Assignment 11
Due date: December 5th at midnight (Thursday night). Late assignments will NOT be accepted!
Let us continue studying the codon data set introduced in Assignment 10. The modified data can be found here.
0) You must use version control ("git"), as you develop your code. We suggest you start, from the Linux command line, by creating a new directory, e.g. assignment11, cd into that directory and initialize a git repository ("git init"
) within it, and perform "git add ..., git commit"
repeatedly as you add to your code. You will hand in the output of "git log"
for your assignment repository as part of the assignment. You must have a significant number of commits representing the modifications, alterations and changes to your code. If your log does not show a significant number of commits with meaningful comments you will lose marks.

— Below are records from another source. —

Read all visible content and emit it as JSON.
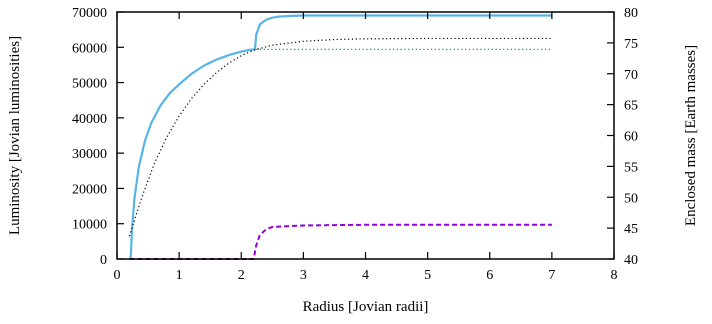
{
  "chart_data": {
    "type": "line",
    "xlabel": "Radius [Jovian radii]",
    "ylabel": "Luminosity [Jovian luminosities]",
    "y2label": "Enclosed mass [Earth masses]",
    "xlim": [
      0,
      8
    ],
    "ylim": [
      0,
      70000
    ],
    "y2lim": [
      40,
      80
    ],
    "x_ticks": [
      "0",
      "1",
      "2",
      "3",
      "4",
      "5",
      "6",
      "7",
      "8"
    ],
    "y_ticks": [
      "0",
      "10000",
      "20000",
      "30000",
      "40000",
      "50000",
      "60000",
      "70000"
    ],
    "y2_ticks": [
      "40",
      "45",
      "50",
      "55",
      "60",
      "65",
      "70",
      "75",
      "80"
    ],
    "grid": false,
    "series": [
      {
        "axis": "left",
        "style": "solid",
        "color": "#56b4e9",
        "x": [
          0.22,
          0.24,
          0.28,
          0.35,
          0.45,
          0.55,
          0.7,
          0.85,
          1.0,
          1.2,
          1.4,
          1.6,
          1.8,
          2.0,
          2.15,
          2.22,
          2.24,
          2.3,
          2.4,
          2.5,
          2.6,
          2.8,
          3.0,
          4.0,
          5.0,
          6.0,
          7.0
        ],
        "y": [
          0,
          8000,
          17000,
          26000,
          33500,
          38500,
          43500,
          47000,
          49500,
          52500,
          54800,
          56500,
          57800,
          58800,
          59300,
          59400,
          63500,
          66500,
          67800,
          68400,
          68700,
          68900,
          69000,
          69000,
          69000,
          69000,
          69000
        ]
      },
      {
        "axis": "left",
        "style": "dotted",
        "color": "#000000",
        "x": [
          0.2,
          0.4,
          0.6,
          0.8,
          1.0,
          1.2,
          1.4,
          1.6,
          1.8,
          2.0,
          2.2,
          2.5,
          3.0,
          3.5,
          4.0,
          5.0,
          6.0,
          7.0
        ],
        "y": [
          6500,
          17500,
          27000,
          34500,
          40500,
          45500,
          49500,
          52800,
          55500,
          57600,
          59200,
          60600,
          61700,
          62200,
          62400,
          62500,
          62500,
          62500
        ]
      },
      {
        "axis": "left",
        "style": "dotted",
        "color": "#009e73",
        "x": [
          2.24,
          7.0
        ],
        "y": [
          59400,
          59400
        ]
      },
      {
        "axis": "left",
        "style": "dashed",
        "color": "#9400d3",
        "x": [
          0.2,
          2.2,
          2.24,
          2.3,
          2.4,
          2.5,
          3.0,
          4.0,
          5.0,
          6.0,
          7.0
        ],
        "y": [
          0,
          0,
          3800,
          6800,
          8400,
          9100,
          9500,
          9700,
          9700,
          9700,
          9700
        ]
      }
    ]
  }
}
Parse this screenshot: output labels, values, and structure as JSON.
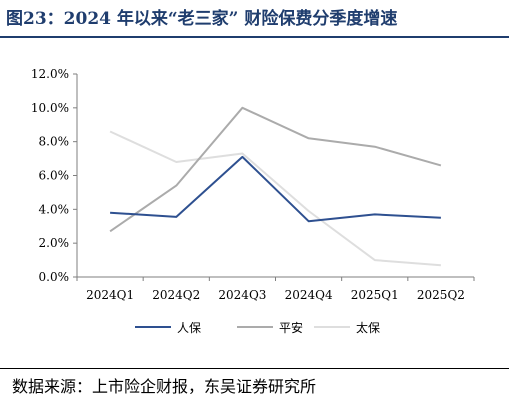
{
  "figure": {
    "title": "图23：2024 年以来“老三家” 财险保费分季度增速",
    "source": "数据来源：上市险企财报，东吴证券研究所"
  },
  "colors": {
    "title": "#1f3d6e",
    "axis": "#7f7f7f",
    "人保": "#2e5090",
    "平安": "#ababab",
    "太保": "#dedede"
  },
  "chart_data": {
    "type": "line",
    "categories": [
      "2024Q1",
      "2024Q2",
      "2024Q3",
      "2024Q4",
      "2025Q1",
      "2025Q2"
    ],
    "series": [
      {
        "name": "人保",
        "values": [
          3.8,
          3.55,
          7.1,
          3.3,
          3.7,
          3.5
        ]
      },
      {
        "name": "平安",
        "values": [
          2.7,
          5.4,
          10.0,
          8.2,
          7.7,
          6.6
        ]
      },
      {
        "name": "太保",
        "values": [
          8.6,
          6.8,
          7.3,
          3.9,
          1.0,
          0.7
        ]
      }
    ],
    "ylim": [
      0,
      12
    ],
    "yticks": [
      "0.0%",
      "2.0%",
      "4.0%",
      "6.0%",
      "8.0%",
      "10.0%",
      "12.0%"
    ],
    "grid": false,
    "legend_position": "bottom"
  }
}
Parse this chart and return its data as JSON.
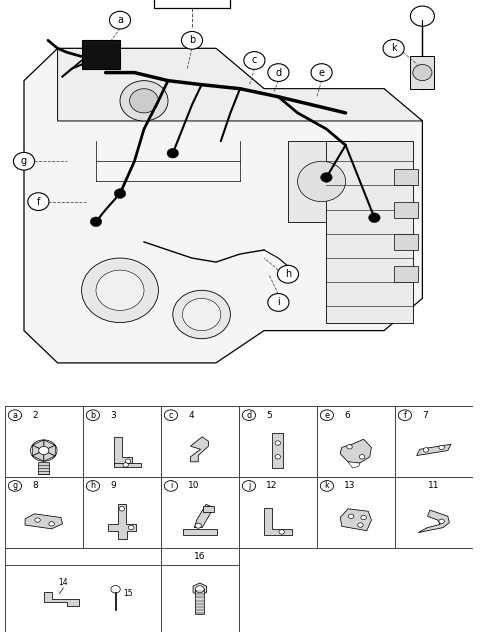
{
  "bg_color": "#ffffff",
  "fig_width": 4.8,
  "fig_height": 6.35,
  "dpi": 100,
  "line_color": "#000000",
  "gray": "#aaaaaa",
  "table_line_color": "#444444",
  "row1_headers": [
    [
      "a",
      2
    ],
    [
      "b",
      3
    ],
    [
      "c",
      4
    ],
    [
      "d",
      5
    ],
    [
      "e",
      6
    ],
    [
      "f",
      7
    ]
  ],
  "row2_headers": [
    [
      "g",
      8
    ],
    [
      "h",
      9
    ],
    [
      "i",
      10
    ],
    [
      "j",
      12
    ],
    [
      "k",
      13
    ],
    [
      "",
      11
    ]
  ]
}
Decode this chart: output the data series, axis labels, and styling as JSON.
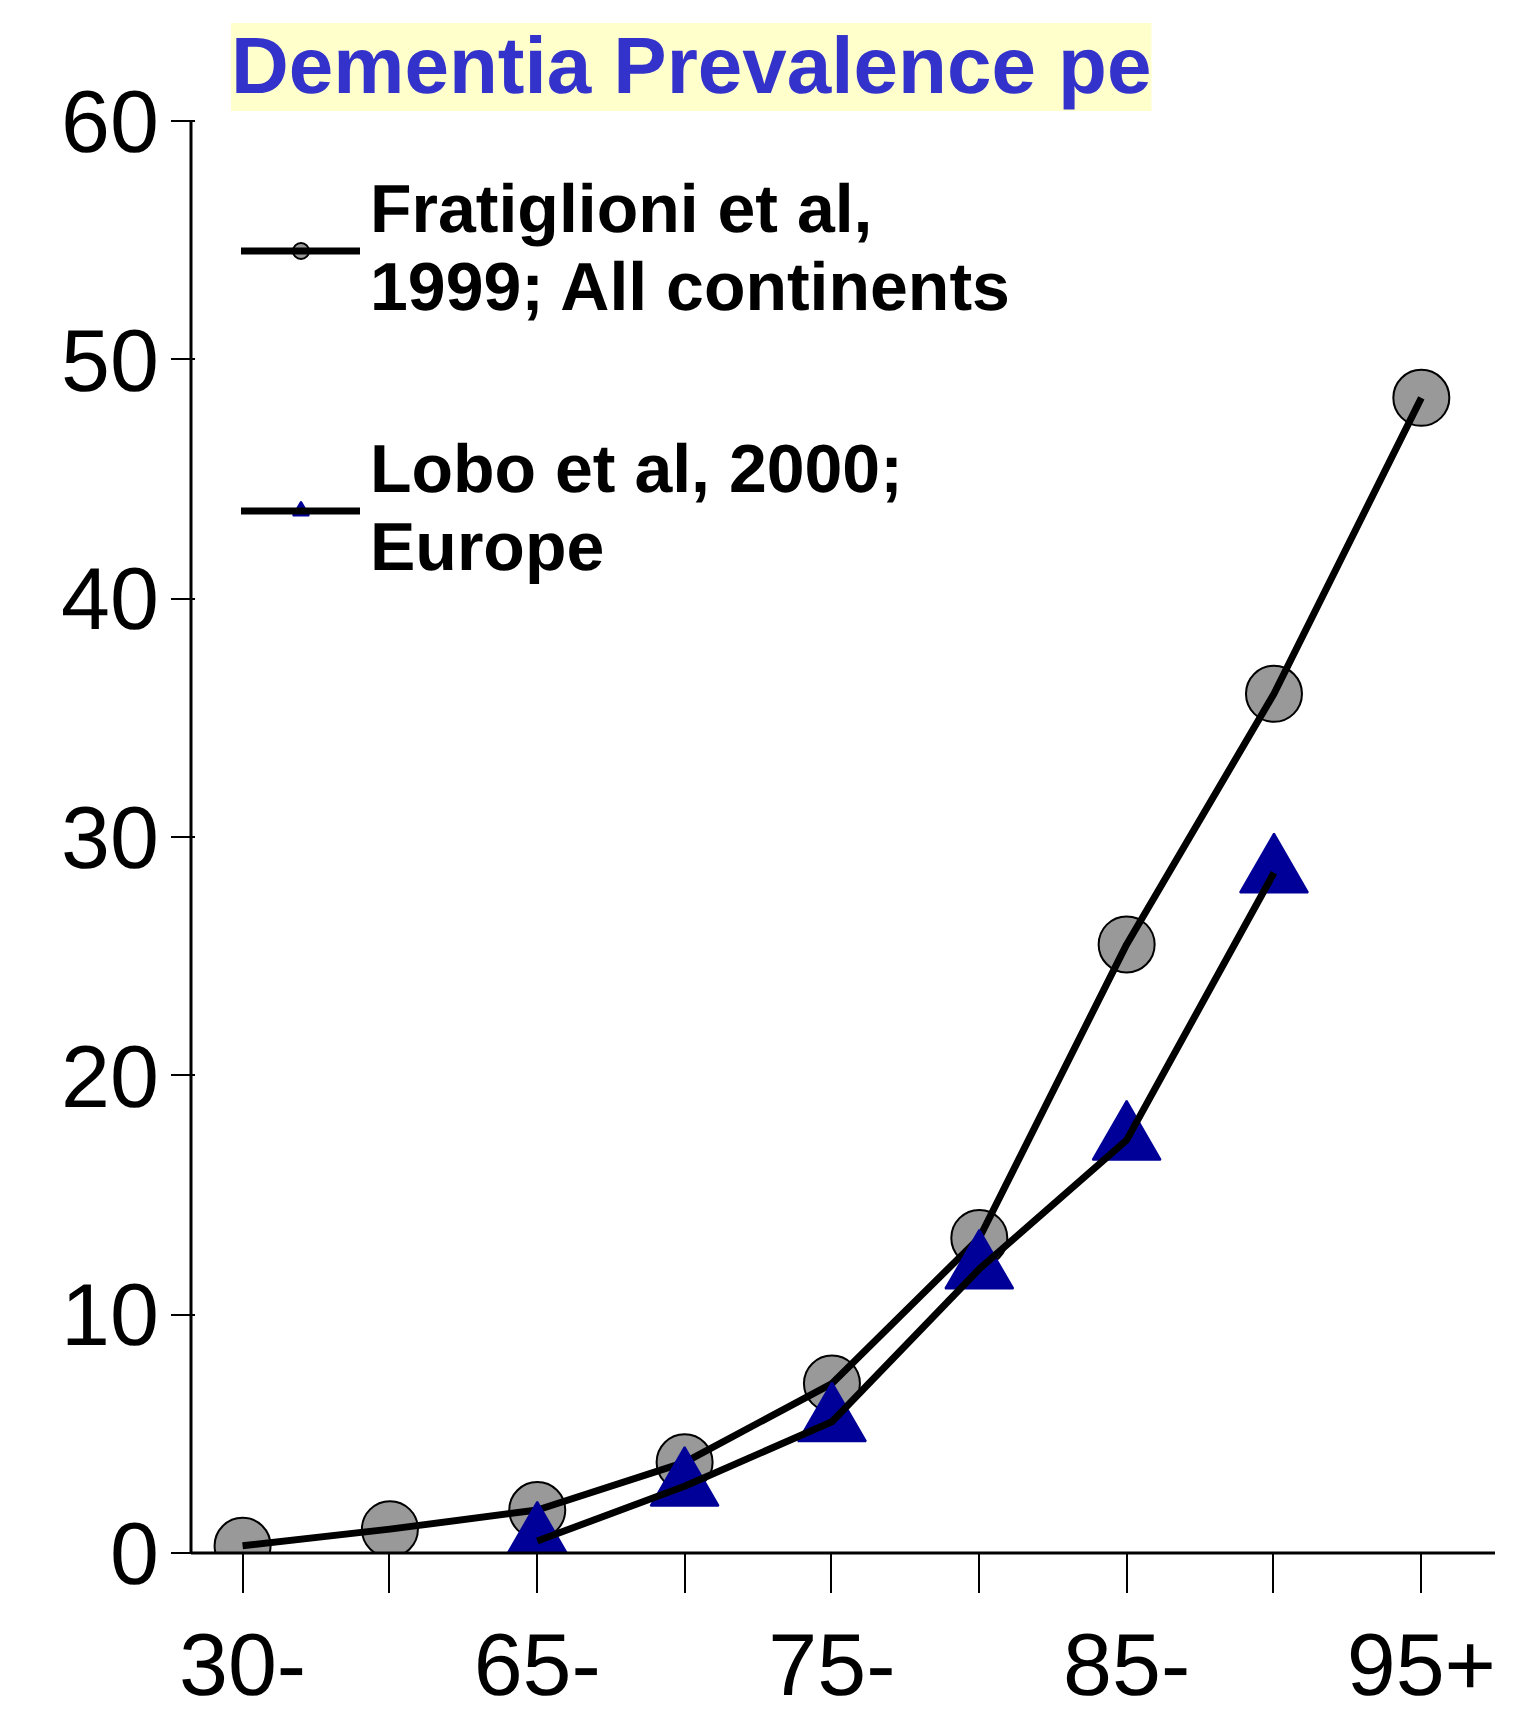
{
  "chart_data": {
    "type": "line",
    "title": "Dementia Prevalence pe",
    "categories": [
      "30-",
      null,
      "65-",
      null,
      "75-",
      null,
      "85-",
      null,
      "95+"
    ],
    "series": [
      {
        "name": "Fratiglioni et al,\n1999; All continents",
        "color": "#999999",
        "marker": "circle",
        "values": [
          0.3,
          1.0,
          1.8,
          3.8,
          7.1,
          13.2,
          25.5,
          36.0,
          48.4
        ]
      },
      {
        "name": "Lobo et al, 2000;\nEurope",
        "color": "#000099",
        "marker": "triangle",
        "values": [
          null,
          null,
          0.5,
          2.8,
          5.5,
          11.9,
          17.3,
          28.5,
          null
        ]
      }
    ],
    "ylim": [
      0,
      60
    ],
    "yticks": [
      0,
      10,
      20,
      30,
      40,
      50,
      60
    ],
    "grid": false,
    "legend": "top left"
  }
}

1) Create a file named Codon.Utilities.R
containing whatever functions you think you need to implement a modular solution to this problem.
You may reuse and modify your data-loading function from Assignment 10.
2) Create an R script called Codon.Classification.R
that will perform the following steps:
- Load and return the modified data, linked above. The data should be split into training and testing data sets.
- Three different classification models should be trained on the training data. The models should include a decision tree and cross-validated kNN and Support Vector Machine models. The target should be the 'Kingdom' column.
- The models should each be tested against the test data. The accuracy of each model should be printed out, along with sentences describing what is happening as the script runs.
- A final sentence should be printed out, declaring the model with the highest accuracy.
Be sure to comment your code. The usual defensive programming is required.
Submit your Codon.Utilities.R
, Codon.Classification.R
files, and the output of git log
from your assignment repository.
Both R code files must be added and committed frequently to the repository. To capture the output of git log
use redirection (git log > git.log
, and hand in the git.log
file).
Assignments will be graded on a 10 point basis. Due date is December 5th 2024 (midnight). Late assignments will not be accepted.